7 News Belize

Bee-leaguered
posted (August 26, 2010)
We've done stories before on bee-keeping in cultivated farm areas, known as apiaries....but how about extracting bees from an urban infestation? We mean "beez in the da hood" - and not just going in and smothering them in "Shelltox", extraction means going in to capture the queen in her honied lair....

It may sound like a strategy for playing a game of chess - but today it was the bees that had the Boots Crescent neighborhood in check. 7news was on the scene.

Jules Vasquez, Reporting
These children may look like they're breezing off in the last days of summer but really they are fighting off repeated bee attacks - scampering to get away from a relentless swarm.

Londra Lewis
"Well I get sting, and all the kids get sting already."

But there's nowhere to run really because the bees live right next to them in this abandoned trailer home adjoining their yard. It may look like some kind of primitive greenhouse, but it's just an overgrown, abandoned piece of junk

Londra Lewis
"We have a camper infested with a lot of bees and we have a lot of kids in the yard. Over the past 10 years the bees lived there with a lot of hives and we would really want them to come and take care of it for us."

Enter the CYDP Bee Capture Unit. They travel light, just one crate with protective gear and a few smokers - and their strategy was as straightforward

Supt. Edward Broaster
"Today what will happen is our Bee Capturing Unit will be coming here to remove the bees from this container."

Troy Lewis, CYDP Bee Capture Unit
"Actually we will just go in and locate the bees, when we finish locating them we will look for the queen and we will put the queen in a cage actually like a trap."

Easier said than done - as the team found out shortly after they suited up. My camera-man Victor Noble did the same and readied himself to go in.

The problems started when this unit member went in without the smoke which has a sedating effect on the bees - and then walked out on the street bringing a swarm with him. Not the brightest move as the attending, agitated swarm sent the block into lockdown as he happily pranced about with bees trying their best to get into his bonnet. That and a sudden downpour forced us to take cover in the rain. And while he was teasing the bees - his unit leader was trying to get the smoker started - in the rain - no need to tell you how that went....
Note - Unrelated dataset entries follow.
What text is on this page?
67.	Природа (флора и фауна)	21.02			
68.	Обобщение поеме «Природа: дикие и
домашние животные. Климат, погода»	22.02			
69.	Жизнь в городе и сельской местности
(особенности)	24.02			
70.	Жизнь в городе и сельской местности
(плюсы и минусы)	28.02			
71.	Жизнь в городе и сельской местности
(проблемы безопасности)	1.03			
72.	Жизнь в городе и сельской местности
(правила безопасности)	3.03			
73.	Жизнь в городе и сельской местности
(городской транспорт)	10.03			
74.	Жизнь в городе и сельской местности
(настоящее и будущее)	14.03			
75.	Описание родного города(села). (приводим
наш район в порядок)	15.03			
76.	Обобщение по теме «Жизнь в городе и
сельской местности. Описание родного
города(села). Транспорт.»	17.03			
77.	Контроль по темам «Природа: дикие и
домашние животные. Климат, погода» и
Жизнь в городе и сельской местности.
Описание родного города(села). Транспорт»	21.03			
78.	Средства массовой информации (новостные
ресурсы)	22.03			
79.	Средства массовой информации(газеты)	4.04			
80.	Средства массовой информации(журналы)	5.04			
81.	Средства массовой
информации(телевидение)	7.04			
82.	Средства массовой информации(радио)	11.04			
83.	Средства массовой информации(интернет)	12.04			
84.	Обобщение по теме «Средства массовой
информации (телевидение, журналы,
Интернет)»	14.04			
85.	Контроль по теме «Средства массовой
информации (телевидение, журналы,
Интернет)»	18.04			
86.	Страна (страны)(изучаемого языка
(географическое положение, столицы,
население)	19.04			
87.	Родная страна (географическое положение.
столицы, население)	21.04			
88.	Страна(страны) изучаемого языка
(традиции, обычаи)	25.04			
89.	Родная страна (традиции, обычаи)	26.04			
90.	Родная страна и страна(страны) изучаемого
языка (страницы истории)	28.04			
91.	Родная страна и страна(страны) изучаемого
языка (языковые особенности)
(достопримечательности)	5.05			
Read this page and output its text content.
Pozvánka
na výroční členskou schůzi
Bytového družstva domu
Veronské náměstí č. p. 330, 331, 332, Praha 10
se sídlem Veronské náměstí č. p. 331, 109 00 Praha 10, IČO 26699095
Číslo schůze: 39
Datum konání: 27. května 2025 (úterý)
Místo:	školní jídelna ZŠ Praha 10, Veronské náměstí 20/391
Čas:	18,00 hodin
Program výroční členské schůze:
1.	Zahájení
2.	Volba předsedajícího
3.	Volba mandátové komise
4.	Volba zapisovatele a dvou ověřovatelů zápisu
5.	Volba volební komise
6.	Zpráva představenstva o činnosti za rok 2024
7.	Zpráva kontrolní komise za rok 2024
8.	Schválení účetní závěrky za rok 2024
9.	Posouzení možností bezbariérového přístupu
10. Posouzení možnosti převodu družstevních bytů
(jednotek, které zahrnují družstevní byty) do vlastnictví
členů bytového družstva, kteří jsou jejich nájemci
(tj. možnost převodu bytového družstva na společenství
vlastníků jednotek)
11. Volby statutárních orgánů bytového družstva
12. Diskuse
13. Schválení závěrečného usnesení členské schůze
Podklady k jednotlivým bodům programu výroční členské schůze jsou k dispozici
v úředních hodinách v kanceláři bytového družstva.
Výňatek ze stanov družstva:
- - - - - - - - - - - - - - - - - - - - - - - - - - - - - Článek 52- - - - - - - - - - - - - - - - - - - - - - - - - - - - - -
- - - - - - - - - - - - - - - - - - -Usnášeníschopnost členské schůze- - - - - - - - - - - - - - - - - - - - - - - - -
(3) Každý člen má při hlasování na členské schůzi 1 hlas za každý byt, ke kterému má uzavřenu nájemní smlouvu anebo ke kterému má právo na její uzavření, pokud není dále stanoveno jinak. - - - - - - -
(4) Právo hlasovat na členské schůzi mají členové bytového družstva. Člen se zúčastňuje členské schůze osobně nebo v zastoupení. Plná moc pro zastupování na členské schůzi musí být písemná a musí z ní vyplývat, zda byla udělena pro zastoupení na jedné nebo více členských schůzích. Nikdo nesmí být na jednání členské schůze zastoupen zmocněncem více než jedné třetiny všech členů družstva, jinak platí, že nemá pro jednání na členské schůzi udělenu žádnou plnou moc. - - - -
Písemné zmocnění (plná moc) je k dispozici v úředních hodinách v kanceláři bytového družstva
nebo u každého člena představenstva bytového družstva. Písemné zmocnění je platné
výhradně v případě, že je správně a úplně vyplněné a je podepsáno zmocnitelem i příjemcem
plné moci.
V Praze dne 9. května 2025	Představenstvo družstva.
After a long while of mild to moderate comic relief - the rain stopped, the smoke started and we went in. What a scene it was, bees on every surface. The team was trying to break in through the floor where the bees had at least one of their hives.

This is the scene underneath the flooring - but that's just one fraction - they are everywhere - in the walls, in the ceiling at the door - and they're big healthy bees - and keeping them at bay with the smoke proved to be such a job that they had to start a fire inside.

But after an hour of banging away getting to the Queen wasn't proving that simple. The team leader had sagely warned of it before going in:

Troy Lewis, CYDP Bee Capture Unit
"We don't know how much hives is in there that's the next thing it could be 2 or 3 it just all depends on how much queen, so you never know."

Prophetic indeed, and smoking out this urban infestation didn't prove as simple as originally thought - it was a job for a demolition crew not bee-keepers.

Still, they soldiered on, knowing that it would benefit this bee-leaguered family.

Londra Lewis
"We fear for it every day. We ask every single for them to come to move this thing. More than one time we ask public health to come."

What they see as pests, Broaster sees as an opportunity for the CYDP programme:

Supt. Edward Broaster
"Right now with the dwindling of the world population of bees in North America and in Europe I believe that we in Belize are in a unique position and if we can capture these bees instead of eradicating them then we would be able to have us more honey and produce honey that we can supply locally. It is very vital for them economically because a bottle like this sells for $15 per bottle and from the test pilot that we did last year we know that there are great potential for our young people to have a economic benefits from working with bees in Belize and producing honey."

But even if it was oozing out of the honeycomb, it wasn't bleeding thru the flooring, and getting to the golden goodness - proved to be an all day job.

By day's end they had collected four buckets of honeycomb potions and were still working. They continue to work on two hives at this hour and will have to deal with the final two when they return tomorrow.